Wednesday, October 25, 2017

Escaping The Deluge

Yesterday, we spent our morning hours observing children from the Krokur school located in the small fishing village of Grindavik playing on the local "lava," the volcanic rock and spongy moss landscape that is characteristic of much of Iceland. From a distance is looks like a rugged, relatively flat terrain, but once you're in it, you find that it's choc-a-bloc with deep cracks and crevices, falls and rises, jagged edges and thick pads of spongy moss, making it a challenge to traverse for both children and adults alike.

It's an alien and harshly beautiful place, the backdrop for the "magic" of Iceland, a place of trolls, elves, and fairies who exist as "hidden people," typically only making themselves visible in the corner of your eye, disappearing the moment you turn to look directly at them. In this place, tragically, a young troll named Colli was turned to stone when she didn't heed her parent's warnings and ventured from her dark cave during daylight hours. As I stood admiring Colli, wondering, the children, after a brief moment to greet her, unceremoniously piled their belongings against her flanks, and scampered off into the lava, discussing their plans and projects.

We talk a lot about our information age, how modern humans are bombarded from all directions and at all times, how all this information is making us anxious and stressed, but as I stood there taking in my surroundings, I realized that there was just as much information here on the lava as there is in the city. Everywhere I looked, I spied something new: small black berries growing from the moss, fungus, dampness, darkness and light, sharpness and softness, hot and cold. There was sun and wind and cold and clouds. Everywhere I looked, there was something new to discover, to contemplate, to taste, feel, smell or hear. Indeed, there is every bit as much information in nature as there is in the city, but this information didn't stress me out at all. On the contrary, I found it calming.

As I watched the children and their teachers chatter with one another out there, away from day-to-day life, I appreciated that there were no ringing phones or dinging texts or blathering screens or bold solicitations. What was missing wasn't information, but rather the usual deluge of communication, or at least attempts at communication. It occurred to me that it's not information that is causing our anxiety, but instead it is this excess of unwanted and unsolicited communication that drives us slowly insane.

For the better part of two million years, the human brain evolved to make us successful hunter-gatherers on the plains of Africa, brains that thrive on information, brains designed to notice and interpret and wonder and deduce.
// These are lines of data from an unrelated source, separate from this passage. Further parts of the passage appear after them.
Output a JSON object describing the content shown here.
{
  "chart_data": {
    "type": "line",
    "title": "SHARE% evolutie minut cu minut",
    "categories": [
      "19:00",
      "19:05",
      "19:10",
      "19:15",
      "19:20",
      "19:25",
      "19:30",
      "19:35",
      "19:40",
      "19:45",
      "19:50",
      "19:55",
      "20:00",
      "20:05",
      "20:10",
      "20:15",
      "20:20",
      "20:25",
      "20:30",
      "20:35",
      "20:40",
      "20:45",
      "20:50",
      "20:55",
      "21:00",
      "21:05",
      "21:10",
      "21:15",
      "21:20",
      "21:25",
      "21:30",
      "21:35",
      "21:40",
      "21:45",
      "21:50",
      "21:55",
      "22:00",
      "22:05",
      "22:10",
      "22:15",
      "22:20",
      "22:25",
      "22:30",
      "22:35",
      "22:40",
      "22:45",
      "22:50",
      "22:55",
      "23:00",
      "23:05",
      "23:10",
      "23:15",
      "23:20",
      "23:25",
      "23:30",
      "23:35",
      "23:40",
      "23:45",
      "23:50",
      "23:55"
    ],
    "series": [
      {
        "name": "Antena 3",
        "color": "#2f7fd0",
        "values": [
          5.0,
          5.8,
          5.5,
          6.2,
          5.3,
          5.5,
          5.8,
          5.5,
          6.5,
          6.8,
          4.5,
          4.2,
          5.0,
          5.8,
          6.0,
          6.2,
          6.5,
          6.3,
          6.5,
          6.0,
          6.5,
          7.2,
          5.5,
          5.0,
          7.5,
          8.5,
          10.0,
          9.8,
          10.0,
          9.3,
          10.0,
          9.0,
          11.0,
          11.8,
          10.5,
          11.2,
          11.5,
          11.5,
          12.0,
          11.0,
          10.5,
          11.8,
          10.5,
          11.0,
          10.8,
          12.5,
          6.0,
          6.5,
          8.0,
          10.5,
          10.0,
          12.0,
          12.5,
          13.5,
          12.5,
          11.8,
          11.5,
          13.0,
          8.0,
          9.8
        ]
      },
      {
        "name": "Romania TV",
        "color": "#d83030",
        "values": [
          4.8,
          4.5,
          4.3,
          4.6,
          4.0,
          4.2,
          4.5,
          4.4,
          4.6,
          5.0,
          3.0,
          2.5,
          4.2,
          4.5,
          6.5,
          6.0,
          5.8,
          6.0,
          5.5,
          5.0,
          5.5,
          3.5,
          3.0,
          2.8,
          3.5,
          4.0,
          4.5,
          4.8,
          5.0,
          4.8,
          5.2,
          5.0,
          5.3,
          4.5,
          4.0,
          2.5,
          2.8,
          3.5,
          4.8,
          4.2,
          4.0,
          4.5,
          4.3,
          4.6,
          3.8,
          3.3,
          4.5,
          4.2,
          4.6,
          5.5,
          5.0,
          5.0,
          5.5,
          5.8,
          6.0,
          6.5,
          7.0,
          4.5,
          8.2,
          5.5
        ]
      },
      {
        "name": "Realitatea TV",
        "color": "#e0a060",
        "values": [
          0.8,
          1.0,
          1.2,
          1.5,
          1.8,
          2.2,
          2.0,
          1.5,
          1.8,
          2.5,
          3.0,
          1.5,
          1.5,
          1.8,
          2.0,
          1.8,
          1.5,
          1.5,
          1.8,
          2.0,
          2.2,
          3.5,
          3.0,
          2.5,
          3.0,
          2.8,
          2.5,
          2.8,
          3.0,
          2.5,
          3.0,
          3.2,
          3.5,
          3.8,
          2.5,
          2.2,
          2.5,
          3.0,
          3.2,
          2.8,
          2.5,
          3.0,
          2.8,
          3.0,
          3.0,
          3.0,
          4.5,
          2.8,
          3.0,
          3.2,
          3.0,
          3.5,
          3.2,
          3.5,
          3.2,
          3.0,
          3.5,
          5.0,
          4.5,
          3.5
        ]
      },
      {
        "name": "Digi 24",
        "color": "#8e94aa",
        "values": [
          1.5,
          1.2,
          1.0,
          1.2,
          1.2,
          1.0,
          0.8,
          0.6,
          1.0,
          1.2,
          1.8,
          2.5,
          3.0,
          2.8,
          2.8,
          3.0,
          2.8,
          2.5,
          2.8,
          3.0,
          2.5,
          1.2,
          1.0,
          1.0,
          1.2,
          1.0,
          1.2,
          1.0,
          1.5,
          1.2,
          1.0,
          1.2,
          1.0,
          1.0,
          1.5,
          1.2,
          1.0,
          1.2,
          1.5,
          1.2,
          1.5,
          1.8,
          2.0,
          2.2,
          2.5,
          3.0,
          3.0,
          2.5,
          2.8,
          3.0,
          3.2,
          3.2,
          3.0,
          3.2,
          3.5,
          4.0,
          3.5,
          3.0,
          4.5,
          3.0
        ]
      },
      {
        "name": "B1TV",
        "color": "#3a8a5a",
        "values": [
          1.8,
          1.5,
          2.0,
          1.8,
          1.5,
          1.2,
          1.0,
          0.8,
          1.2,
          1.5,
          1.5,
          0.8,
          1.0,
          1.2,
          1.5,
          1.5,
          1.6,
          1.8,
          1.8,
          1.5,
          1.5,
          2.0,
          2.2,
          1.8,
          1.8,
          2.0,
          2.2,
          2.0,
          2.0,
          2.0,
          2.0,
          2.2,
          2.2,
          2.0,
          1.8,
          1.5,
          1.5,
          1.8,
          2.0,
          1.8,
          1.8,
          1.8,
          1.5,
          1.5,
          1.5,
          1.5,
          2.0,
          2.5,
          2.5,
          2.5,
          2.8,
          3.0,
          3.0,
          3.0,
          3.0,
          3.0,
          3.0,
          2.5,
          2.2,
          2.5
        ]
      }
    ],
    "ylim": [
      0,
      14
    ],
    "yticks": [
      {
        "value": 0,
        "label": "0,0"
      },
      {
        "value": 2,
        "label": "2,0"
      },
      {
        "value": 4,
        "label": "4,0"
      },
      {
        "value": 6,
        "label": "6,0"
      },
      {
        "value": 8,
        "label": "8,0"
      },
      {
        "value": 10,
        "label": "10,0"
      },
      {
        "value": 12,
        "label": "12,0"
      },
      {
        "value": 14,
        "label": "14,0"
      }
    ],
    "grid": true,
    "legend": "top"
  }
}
We need information. We thrive on information and lots of it. The past couple thousand years since we stopped being hunter-gatherers can't possibly have changed that in any significant way. Our brains have likewise evolved for communication, but not of the bombardment variety. No, we've evolved to communicate as members of tribes, sharing face-to-face interactions about the here and now, communicating with one another by way of working together toward common, concrete ends the way the children were doing there on the lava.

This, I think, is largely why we find nature so soothing: it's where we find meaningful information without the bombardment. Here we can open ourselves to it, take it in, interpret it, and play with it without also having to fend off all that buzzing, dinging, and ringing that is the hallmark of unwanted and unnecessary communication. Nature is where we can finally return to the people we've evolved to be. This is why being in it makes us so happy.